Produção Compagnie Kadidi com o apoio de Anahi (www.anahiproduction.fr) (Informações retiradas do Programa do FIT-BH/2018)

Um pacote de sensações que não pode ser escrito. Talvez essa seja a melhor maneira de traduzir a experiência com “Unwanted”. No entanto, toda tradução, conforme especializades no assunto, implica num certo tipo de traição; assim, tanto o escrito como o não escrito, durante o processo de transposição sobre algo que se apreciou, são campos preenchidos de incompletudes. Neste caso, o silêncio, ou melhor, a pausa se faz necessária.

 

Unwanted, concebido por Dorothée Munyaneza e gestado em seu corpo ainda em 1994, quando seu país sangrava uma guerra, evidencia a ideia de que estética e política são indissociáveis. Uma possível ação no sentido contrário a essa noção é uma violação da ética, princípio precioso. Depoimentos de dor. Testemunhos de mulheres que sofreram estupros, ocorridos durante o genocídio dos Tutsis, em Ruanda. Contudo, como a artista bem colocou, em conversa com o público após o espetáculo, o estupro não é um problema africano. Nós, latines americanes, sabemos, ou pelo menos deveríamos saber, que essa é uma realidade histórica que a colonização nos deixou como legado.

Eles fizeram de tudo comigo. Tudo era permitido.

Esse texto atravessa os corpos de mulheres significando os nossos medos, os nossos receios, minando o nosso autocuidar-se. Enquanto houver, nunca será demais falar sobre. Enquanto doer, os gritos sairão das mais diversas bocas. Eles atravessarão gerações e racharão as paredes brancas mais cordiais. A força do trabalho de Dorothée está nisso, além de localizada na maneira como ela, em colaboração com Holland Andrews e Kamal Hamadache, construíram o trabalho.

Este não é só a forma-resultado dos modos de produção contemporâneos que nutrem novos formatos para as intersecções, entre diferentes linguagens artísticas. O êxito acontece, porque as pessoas envolvidas no trabalho permitem-se a uma conversação correndo riscos, inovando maneiras de conceber as narrativas, pois esse processo – ao mesmo tempo em que é labor – é exercício de cura. 

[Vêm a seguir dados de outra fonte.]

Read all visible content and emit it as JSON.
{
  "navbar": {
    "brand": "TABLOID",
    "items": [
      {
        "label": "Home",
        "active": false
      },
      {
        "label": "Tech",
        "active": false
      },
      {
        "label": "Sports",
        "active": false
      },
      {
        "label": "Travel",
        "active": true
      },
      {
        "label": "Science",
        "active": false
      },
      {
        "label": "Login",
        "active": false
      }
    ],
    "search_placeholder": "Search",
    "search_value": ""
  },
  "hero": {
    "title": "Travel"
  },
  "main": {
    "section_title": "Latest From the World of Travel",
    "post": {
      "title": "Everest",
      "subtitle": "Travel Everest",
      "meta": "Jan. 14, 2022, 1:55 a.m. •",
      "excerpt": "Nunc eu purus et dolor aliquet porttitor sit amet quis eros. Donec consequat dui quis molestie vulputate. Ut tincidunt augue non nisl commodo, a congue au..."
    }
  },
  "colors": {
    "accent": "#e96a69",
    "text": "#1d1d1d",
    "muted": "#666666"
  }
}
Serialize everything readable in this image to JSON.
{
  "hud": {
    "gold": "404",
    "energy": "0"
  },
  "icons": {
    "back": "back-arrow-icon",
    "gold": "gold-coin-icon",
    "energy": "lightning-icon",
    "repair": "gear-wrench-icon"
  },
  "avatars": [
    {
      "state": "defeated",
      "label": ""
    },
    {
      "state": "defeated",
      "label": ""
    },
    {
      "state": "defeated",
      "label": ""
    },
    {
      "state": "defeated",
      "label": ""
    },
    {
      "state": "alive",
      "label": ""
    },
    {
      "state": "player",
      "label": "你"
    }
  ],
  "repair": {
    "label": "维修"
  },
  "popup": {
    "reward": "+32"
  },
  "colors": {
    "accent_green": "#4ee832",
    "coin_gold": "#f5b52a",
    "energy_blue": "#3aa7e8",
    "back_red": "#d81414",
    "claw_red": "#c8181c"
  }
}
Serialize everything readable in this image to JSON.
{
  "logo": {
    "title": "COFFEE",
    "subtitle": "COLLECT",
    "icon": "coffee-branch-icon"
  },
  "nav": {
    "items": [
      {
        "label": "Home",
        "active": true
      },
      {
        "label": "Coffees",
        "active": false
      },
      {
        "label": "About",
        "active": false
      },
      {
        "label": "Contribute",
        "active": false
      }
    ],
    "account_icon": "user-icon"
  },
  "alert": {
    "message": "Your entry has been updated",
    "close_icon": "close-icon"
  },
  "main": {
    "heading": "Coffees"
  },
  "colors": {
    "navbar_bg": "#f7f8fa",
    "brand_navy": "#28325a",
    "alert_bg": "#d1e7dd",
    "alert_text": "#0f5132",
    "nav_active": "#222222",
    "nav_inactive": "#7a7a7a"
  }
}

São muitas memórias, inscritas nos corpos das três mulheres negras em cena: Dorothée, Holland e a imagem com o desenho de outra moça que parece representar as outras camadas da Dorothée. As vozes dessas memórias são reveladas e reformadas pelo tempo de outras vozes vigilantes, nas ressonâncias sopranas de cânticos ou nas reverberações tonais dos depoimentos gravados, grafados e movimentados.

São socos no estômago, gargantas indignadas, úteros invadidos, leites derramados e sugados. “Como dar à luz e não amamentar?”. São rejeições maternas dolorosas. Coreografando com o corpo essas vidas, Dorothée Muyaneza testemunha, com ou sem microfones, sua relação com as histórias de estupro contadas pelas mulheres ruandesas, relatos que ela ouviu ao regressar àquele país.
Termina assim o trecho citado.